Real Statistics Support for Three Factor ANOVA

We show how to conduct Three Factor ANOVA using capabilities found in the Real Statistics Resource Pack.

Data Analysis Tool

Real Statistics Data Analysis Tool:  The Real Statistics Resource Pack provides the Three Factor ANOVA data analysis tool. Two types of input formats are supported. The first format, which we will call standard format by rows is like the input in Example 1 of ANOVA with more than Two Factors.

We will start by looking at this format. We will look at the other format, standard format by columns shortly.

Example

Example 1: Repeat the analysis conducted in Example 1 of ANOVA with more than Two Factors using the Real Statistics Three Factor ANOVA data analysis tool.

To use the tool for the analysis of Example 1, click on cell Q1 (where the output will start), enter Ctrl-m, and select the Three Factor ANOVA option from the menu that appears. The dialog box in Figure 1 will now appear.

Three factor Anova dialog

Figure 1 – Dialog box for Three Factor Anova

Enter A4:O11 in the Input Range, click on Column headings included with data, select Std by Rows as the Input Format, select Anova as the Analysis Type, and click on the OK button. The output is shown in Figure 2.

Three-factor ANOVA

Figure 2 – Three-Factor ANOVA data analysis

The left side of the figure contains a table of descriptive statistics. Cell T30 contains the total sample size, cell U30 contains the total mean and cell V30 contains SST. The right side of the figure contains the Anova table, which is similar to the analysis shown in Figure 3 of ANOVA with more than Two Factors.

Data in standard format

As mentioned previously, two input formats are supported by the data analysis tool. In addition to the input format shown above, the data analysis tool also supports standard format by columns. This is similar to the stacked format used for Two Factor Anova.

Example 2: Perform an analysis of variance for the data in range A3:D38 of Figure 3.

THree-factor ANOVA columns

Figure 3 – Three-Factor ANOVA on data in stacked format

To do this, enter Ctrl-m and select the Three Factor ANOVA option from the menu that appears. When the dialog box in Figure 1 appears, enter A3:D38 in the Input Range. Next, uncheck Column headings included with data, select Std by Columns as the Input Format. Finally, select ANOVA as the Analysis Type, and click on the OK button. The output is shown in Figure 3.

The output is similar to that obtained when the standard by rows input format is used and includes descriptive statistics tables and the ANOVA results. In addition, you have the option to convert the input data into the standard by rows format (in sorted order). To do this, also check Convert data in input range to Rows format in the dialog box shown in Figure 1. The result is displayed in Figure 4.

Conversion rows to columns

Figure 4 – Converting from by column to by row format

Worksheet Functions

Real Statistics Functions: The Real Statistics Resource Pack contains the following array functions for converting between the two types of Three Factor Anova formats.

Anova3Rows(R1): takes the data in R1 which is in standard format by columns and outputs an array with the same data in standard format by rows.

Anova3Cols(R1): takes the data in R1 which is in standard format by rows and outputs an array with the same data in standard format by columns.
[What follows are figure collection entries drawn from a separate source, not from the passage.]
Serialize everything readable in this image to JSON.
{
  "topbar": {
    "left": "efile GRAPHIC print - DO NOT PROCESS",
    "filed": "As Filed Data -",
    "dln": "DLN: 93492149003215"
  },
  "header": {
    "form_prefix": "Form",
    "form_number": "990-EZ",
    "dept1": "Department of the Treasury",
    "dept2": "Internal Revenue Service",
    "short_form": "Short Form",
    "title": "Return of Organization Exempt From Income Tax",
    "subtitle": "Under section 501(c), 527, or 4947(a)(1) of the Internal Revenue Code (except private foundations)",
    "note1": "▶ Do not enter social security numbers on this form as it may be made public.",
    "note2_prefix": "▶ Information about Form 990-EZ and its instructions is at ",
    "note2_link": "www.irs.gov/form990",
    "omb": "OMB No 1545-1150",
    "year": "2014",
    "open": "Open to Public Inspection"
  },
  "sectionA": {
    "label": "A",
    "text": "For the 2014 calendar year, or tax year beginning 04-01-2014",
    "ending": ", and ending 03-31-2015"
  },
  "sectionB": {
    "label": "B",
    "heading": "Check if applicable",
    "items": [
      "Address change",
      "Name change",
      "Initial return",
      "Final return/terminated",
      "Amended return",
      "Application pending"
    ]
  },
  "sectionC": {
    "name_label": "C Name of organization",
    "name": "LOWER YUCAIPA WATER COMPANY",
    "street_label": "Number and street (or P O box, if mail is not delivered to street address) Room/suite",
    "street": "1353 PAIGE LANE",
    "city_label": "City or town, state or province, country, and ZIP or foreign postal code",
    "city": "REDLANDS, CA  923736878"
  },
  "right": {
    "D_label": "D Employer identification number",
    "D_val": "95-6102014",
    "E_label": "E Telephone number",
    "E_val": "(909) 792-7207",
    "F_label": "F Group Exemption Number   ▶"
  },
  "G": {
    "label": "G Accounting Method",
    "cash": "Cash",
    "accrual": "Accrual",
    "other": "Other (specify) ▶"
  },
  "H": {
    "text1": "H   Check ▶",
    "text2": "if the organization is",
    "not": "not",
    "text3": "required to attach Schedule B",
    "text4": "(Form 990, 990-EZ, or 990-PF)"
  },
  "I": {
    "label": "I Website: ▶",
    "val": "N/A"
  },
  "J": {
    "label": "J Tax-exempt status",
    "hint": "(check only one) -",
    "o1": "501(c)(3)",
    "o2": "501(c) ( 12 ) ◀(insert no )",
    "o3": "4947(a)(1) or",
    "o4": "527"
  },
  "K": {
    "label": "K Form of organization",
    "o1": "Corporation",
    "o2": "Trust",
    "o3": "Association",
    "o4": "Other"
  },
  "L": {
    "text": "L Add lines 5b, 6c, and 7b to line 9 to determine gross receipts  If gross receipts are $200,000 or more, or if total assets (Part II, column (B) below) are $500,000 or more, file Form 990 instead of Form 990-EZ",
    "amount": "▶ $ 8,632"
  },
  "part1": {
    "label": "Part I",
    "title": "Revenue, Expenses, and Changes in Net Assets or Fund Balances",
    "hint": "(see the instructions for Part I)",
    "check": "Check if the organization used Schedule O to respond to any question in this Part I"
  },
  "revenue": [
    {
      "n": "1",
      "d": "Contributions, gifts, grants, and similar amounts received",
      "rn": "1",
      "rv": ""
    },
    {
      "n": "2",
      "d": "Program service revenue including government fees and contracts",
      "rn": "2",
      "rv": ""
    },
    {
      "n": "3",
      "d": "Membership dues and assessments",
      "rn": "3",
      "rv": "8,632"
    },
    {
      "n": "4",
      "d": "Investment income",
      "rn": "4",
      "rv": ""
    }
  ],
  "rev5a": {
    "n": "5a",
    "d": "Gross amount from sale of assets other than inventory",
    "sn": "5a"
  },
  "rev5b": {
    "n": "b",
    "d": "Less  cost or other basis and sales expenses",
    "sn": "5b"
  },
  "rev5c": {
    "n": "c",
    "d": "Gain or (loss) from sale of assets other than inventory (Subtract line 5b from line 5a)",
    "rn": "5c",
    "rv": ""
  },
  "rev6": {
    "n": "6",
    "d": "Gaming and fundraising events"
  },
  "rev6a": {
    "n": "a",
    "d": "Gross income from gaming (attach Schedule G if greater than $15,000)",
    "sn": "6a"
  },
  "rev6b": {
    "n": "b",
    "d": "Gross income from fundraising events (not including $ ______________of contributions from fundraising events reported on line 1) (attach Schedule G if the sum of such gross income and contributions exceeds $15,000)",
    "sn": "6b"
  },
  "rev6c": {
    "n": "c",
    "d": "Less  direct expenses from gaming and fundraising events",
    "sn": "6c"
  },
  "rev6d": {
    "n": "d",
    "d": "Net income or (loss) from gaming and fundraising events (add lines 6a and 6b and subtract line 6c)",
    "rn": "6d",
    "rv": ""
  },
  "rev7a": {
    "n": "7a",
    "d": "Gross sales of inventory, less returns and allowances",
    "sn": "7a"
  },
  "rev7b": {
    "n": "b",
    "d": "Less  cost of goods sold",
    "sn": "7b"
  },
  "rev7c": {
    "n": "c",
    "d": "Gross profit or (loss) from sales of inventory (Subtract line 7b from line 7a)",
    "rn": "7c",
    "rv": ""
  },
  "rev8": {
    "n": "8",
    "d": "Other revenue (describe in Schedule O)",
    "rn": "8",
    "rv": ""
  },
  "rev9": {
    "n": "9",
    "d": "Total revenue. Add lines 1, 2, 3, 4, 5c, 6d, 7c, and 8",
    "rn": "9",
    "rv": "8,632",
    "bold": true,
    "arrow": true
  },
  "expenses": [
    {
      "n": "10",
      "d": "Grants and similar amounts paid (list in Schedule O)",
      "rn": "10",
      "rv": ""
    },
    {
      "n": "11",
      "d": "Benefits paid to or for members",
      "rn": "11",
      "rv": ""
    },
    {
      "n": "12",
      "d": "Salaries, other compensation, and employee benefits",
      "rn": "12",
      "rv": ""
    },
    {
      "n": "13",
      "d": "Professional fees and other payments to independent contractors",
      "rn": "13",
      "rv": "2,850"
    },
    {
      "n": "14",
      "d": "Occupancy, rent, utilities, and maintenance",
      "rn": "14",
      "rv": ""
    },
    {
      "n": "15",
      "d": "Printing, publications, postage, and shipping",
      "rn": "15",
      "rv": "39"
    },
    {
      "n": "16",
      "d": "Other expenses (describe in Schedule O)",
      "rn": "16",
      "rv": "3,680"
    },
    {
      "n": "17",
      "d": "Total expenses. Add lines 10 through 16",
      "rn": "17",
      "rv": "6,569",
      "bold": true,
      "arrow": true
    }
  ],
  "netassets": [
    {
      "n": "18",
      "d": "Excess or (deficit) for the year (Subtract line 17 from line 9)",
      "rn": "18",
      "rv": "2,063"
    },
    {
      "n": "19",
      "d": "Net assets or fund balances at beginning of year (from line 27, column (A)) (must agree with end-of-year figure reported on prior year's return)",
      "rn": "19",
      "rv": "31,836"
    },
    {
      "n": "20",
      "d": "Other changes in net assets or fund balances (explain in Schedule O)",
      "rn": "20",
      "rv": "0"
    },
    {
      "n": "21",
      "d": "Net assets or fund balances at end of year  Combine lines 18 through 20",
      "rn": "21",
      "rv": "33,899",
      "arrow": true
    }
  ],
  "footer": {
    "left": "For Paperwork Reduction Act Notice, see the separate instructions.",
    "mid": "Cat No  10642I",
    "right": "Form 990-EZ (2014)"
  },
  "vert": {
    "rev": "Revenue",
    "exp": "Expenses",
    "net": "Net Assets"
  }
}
Referring to Figures 3 and 4, note that =Anova3Cols(A3:D38) generates the output in range T3:V14 and =Anova3Row(T3:V14) generates output similar to that in range A3:D38, but in sorted order.

Unbalanced Models

In all the examples given thus far, the group samples have the same number of elements (balanced model). In Three Factor ANOVA using Regression we show how to use the Regression option of the Three Factor Anova data analysis tool to analyze unbalanced models.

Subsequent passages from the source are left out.